The Confederate victory opened up the western part of Missouri for a southern invasion. Without any help from the Arkansas troops, General Stemns(?) Price led his nearly 7,000 Missourians north towards Lexington and the Missori River. Control of the river would split the Union east from the west.

At Lexington, 3,500 Federal and Home Guard troops awaited Price's men, converting the old Masonic College atop the biggest hill in town into their fort. In preparation for battle, they dug trenches and laid the first land mines of the Civil War.

Hemp factories stood at the bottom of the hill with big hemp bales lined up close by ready to be processed into rope. The rebels entered the area around September 12th and soon had the entrenched Federals nearly surrounded.

Fighting commenced on the 18th and continued through the next day. After an attempt by the Union men to dislodge the Missourians from a mansion that stood between the trenches and the river, Price's men had the Yanks completely encircled and cut off their water and supplies.

On the evening of the 19th, a local resident came up with a plan to defeat the Federals. By soaking the giant hemp bales and pushing them up the hill, the hemp could be used as moving breastworks.

The next morning, the Union men awoke to see a line of more than a hundred hemp bales snaking across the hill facing the river. Behind each bale, three or four men pushed toward the Federal trenches.

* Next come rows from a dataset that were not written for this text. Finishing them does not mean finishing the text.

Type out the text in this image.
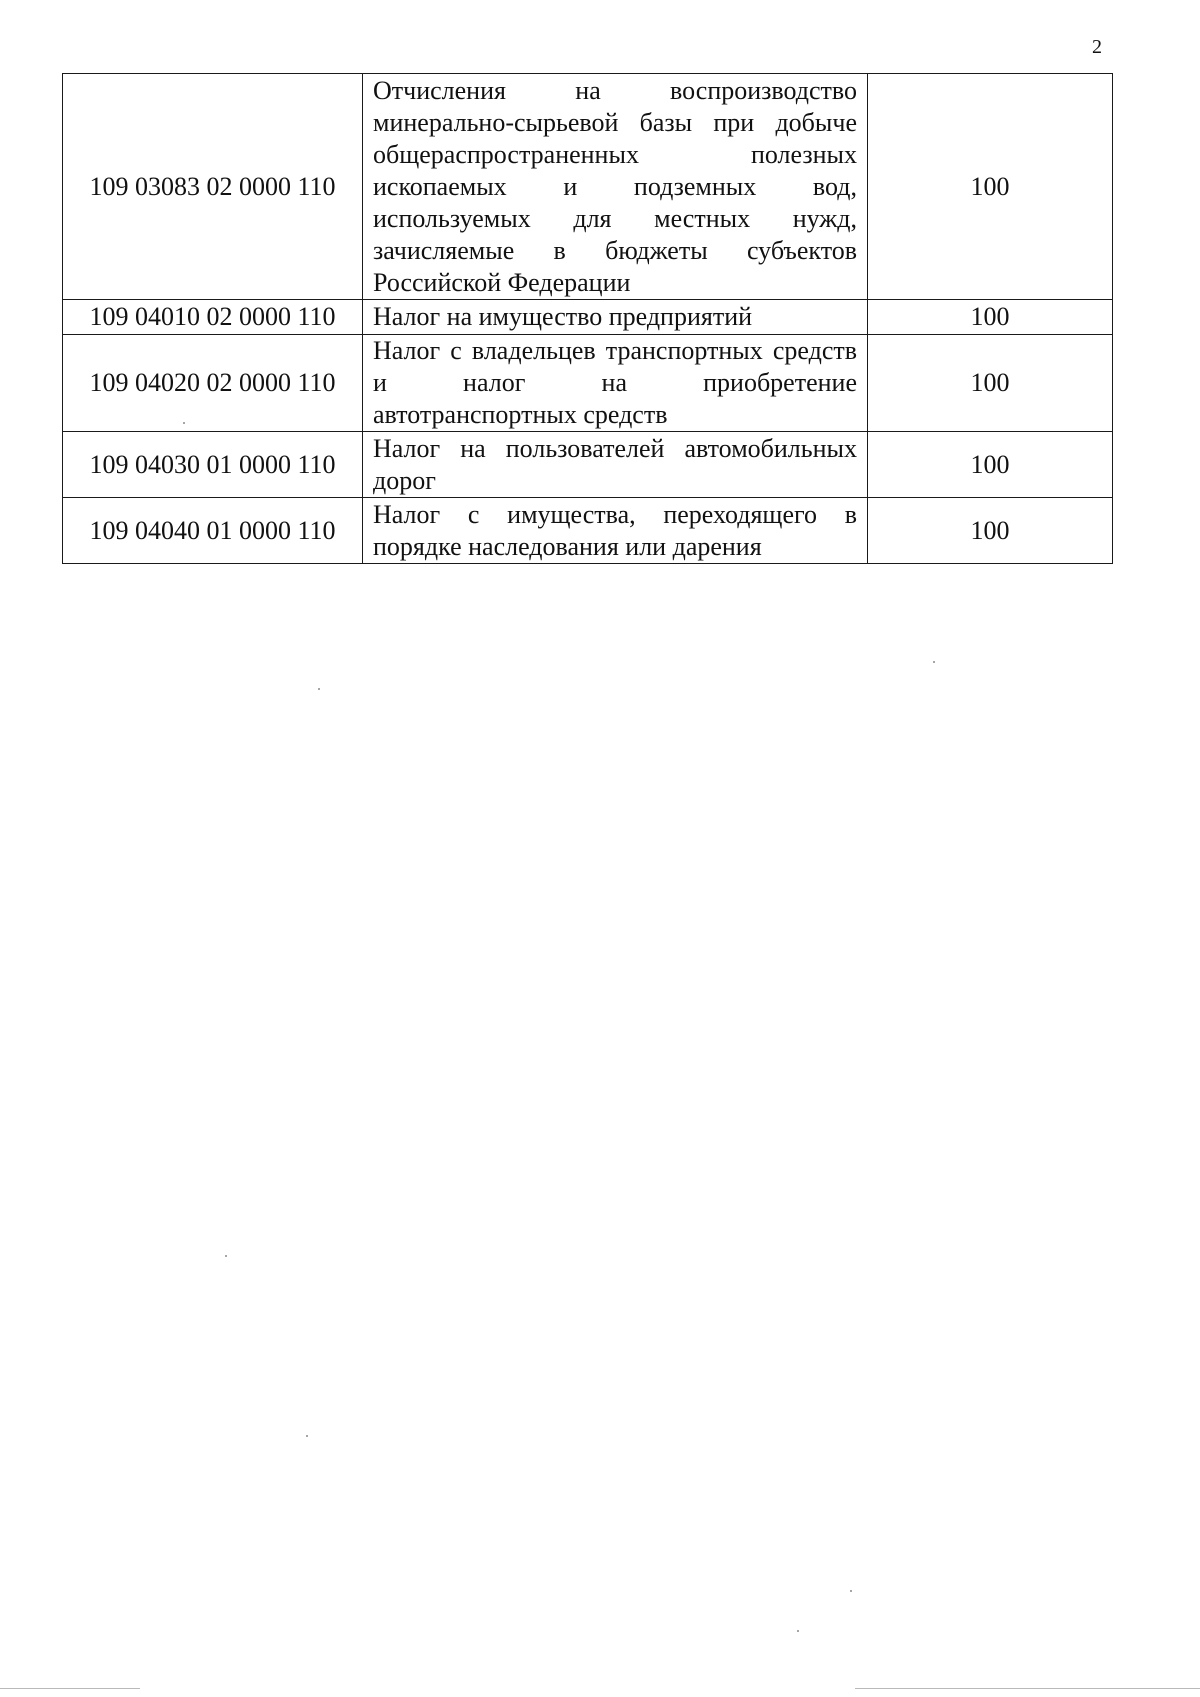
2
109 03083 02 0000 110	Отчисления на воспроизводство минерально-сырьевой базы при добыче общераспространенных полезных ископаемых и подземных вод, используемых для местных нужд, зачисляемые в бюджеты субъектов Российской Федерации	100
109 04010 02 0000 110	Налог на имущество предприятий	100
109 04020 02 0000 110	Налог с владельцев транспортных средств и налог на приобретение автотранспортных средств	100
109 04030 01 0000 110	Налог на пользователей автомобильных дорог	100
109 04040 01 0000 110	Налог с имущества, переходящего в порядке наследования или дарения	100
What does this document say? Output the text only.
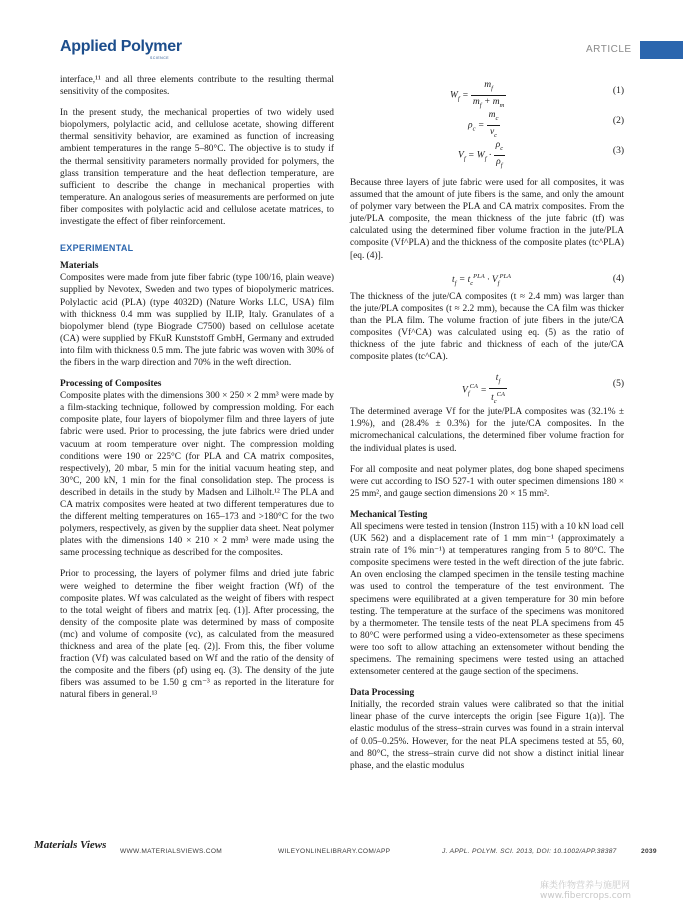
Applied Polymer
SCIENCE
ARTICLE

interface,¹¹ and all three elements contribute to the resulting thermal sensitivity of the composites.

In the present study, the mechanical properties of two widely used biopolymers, polylactic acid, and cellulose acetate, showing different thermal sensitivity behavior, are examined as function of increasing ambient temperatures in the range 5–80°C. The objective is to study if the thermal sensitivity parameters normally provided for polymers, the glass transition temperature and the heat deflection temperature, are sufficient to describe the change in mechanical properties with temperature. An analogous series of measurements are performed on jute fiber composites with polylactic acid and cellulose acetate matrices, to investigate the effect of fiber reinforcement.

EXPERIMENTAL
Materials

Composites were made from jute fiber fabric (type 100/16, plain weave) supplied by Nevotex, Sweden and two types of biopolymeric matrices. Polylactic acid (PLA) (type 4032D) (Nature Works LLC, USA) film with thickness 0.4 mm was supplied by ILIP, Italy. Granulates of a biopolymer blend (type Biograde C7500) based on cellulose acetate (CA) were supplied by FKuR Kunststoff GmbH, Germany and extruded into film with thickness 0.5 mm. The jute fabric was woven with 30% of the fibers in the warp direction and 70% in the weft direction.

Processing of Composites

Composite plates with the dimensions 300 × 250 × 2 mm³ were made by a film-stacking technique, followed by compression molding. For each composite plate, four layers of biopolymer film and three layers of jute fabric were used. Prior to processing, the jute fabrics were dried under vacuum at room temperature over night. The compression molding conditions were 190 or 225°C (for PLA and CA matrix composites, respectively), 20 mbar, 5 min for the initial vacuum heating step, and 30°C, 200 kN, 1 min for the final consolidation step. The process is described in details in the study by Madsen and Lilholt.¹² The PLA and CA matrix composites were heated at two different temperatures due to the different melting temperatures on 165–173 and >180°C for the two polymers, respectively, as given by the supplier data sheet. Neat polymer plates with the dimensions 140 × 210 × 2 mm³ were made using the same processing technique as described for the composites.

Prior to processing, the layers of polymer films and dried jute fabric were weighed to determine the fiber weight fraction (Wf) of the composite plates. Wf was calculated as the weight of fibers with respect to the total weight of fibers and matrix [eq. (1)]. After processing, the density of the composite plate was determined by mass of composite (mc) and volume of composite (vc), as calculated from the measured thickness and area of the plate [eq. (2)]. From this, the fiber volume fraction (Vf) was calculated based on Wf and the ratio of the density of the composite and the fibers (ρf) using eq. (3). The density of the jute fibers was assumed to be 1.50 g cm⁻³ as reported in the literature for natural fibers in general.¹³

$W_f = \frac{m_f}{m_f + m_m}$	(1)
$\rho_c = \frac{m_c}{v_c}$	(2)
$V_f = W_f \cdot \frac{\rho_c}{\rho_f}$	(3)

Because three layers of jute fabric were used for all composites, it was assumed that the amount of jute fibers is the same, and only the amount of polymer vary between the PLA and CA matrix composites. From the jute/PLA composite, the mean thickness of the jute fabric (tf) was calculated using the determined fiber volume fraction in the jute/PLA composite (Vf^PLA) and the thickness of the composite plates (tc^PLA) [eq. (4)].

$t_f = t_c^{PLA} \cdot V_f^{PLA}$	(4)

The thickness of the jute/CA composites (t ≈ 2.4 mm) was larger than the jute/PLA composites (t ≈ 2.2 mm), because the CA film was thicker than the PLA film. The volume fraction of jute fibers in the jute/CA composites (Vf^CA) was calculated using eq. (5) as the ratio of thickness of the jute fabric and thickness of each of the jute/CA composite plates (tc^CA).

$V_f^{CA} = \frac{t_f}{t_c^{CA}}$	(5)

The determined average Vf for the jute/PLA composites was (32.1% ± 1.9%), and (28.4% ± 0.3%) for the jute/CA composites. In the micromechanical calculations, the determined fiber volume fraction for the individual plates is used.

For all composite and neat polymer plates, dog bone shaped specimens were cut according to ISO 527-1 with outer specimen dimensions 180 × 25 mm², and gauge section dimensions 20 × 15 mm².

Mechanical Testing

All specimens were tested in tension (Instron 115) with a 10 kN load cell (UK 562) and a displacement rate of 1 mm min⁻¹ (approximately a strain rate of 1% min⁻¹) at temperatures ranging from 5 to 80°C. The composite specimens were tested in the weft direction of the jute fabric. An oven enclosing the clamped specimen in the tensile testing machine was used to control the temperature of the test environment. The specimens were equilibrated at a given temperature for 30 min before testing. The temperature at the surface of the specimens was monitored by a thermometer. The tensile tests of the neat PLA specimens from 45 to 80°C were performed using a video-extensometer as these specimens were too soft to allow attaching an extensometer without bending the specimens. The remaining specimens were tested using an attached extensometer centered at the gauge section of the specimens.

Data Processing

Initially, the recorded strain values were calibrated so that the initial linear phase of the curve intercepts the origin [see Figure 1(a)]. The elastic modulus of the stress–strain curves was found in a strain interval of 0.05–0.25%. However, for the neat PLA specimens tested at 55, 60, and 80°C, the stress–strain curve did not show a distinct initial linear phase, and the elastic modulus

Materials Views
WWW.MATERIALSVIEWS.COM	WILEYONLINELIBRARY.COM/APP	J. APPL. POLYM. SCI. 2013, DOI: 10.1002/APP.38387	2039
麻类作物营养与施肥网 www.fibercrops.com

Panicking, the Yanks tried in vain to set the bales on fire by using hot shot in their cannons. A few bales broke apart only to be replaced by other bales.

The Missourians kept pushing closer until the Federals ran out of food, water and supplies. Cut off from reinforcements, the Union men surrendered to the rebels.

From that time on the battle came to be known as, "The Battle of the Hemp Bales," the first battle in which marijuana played a key role.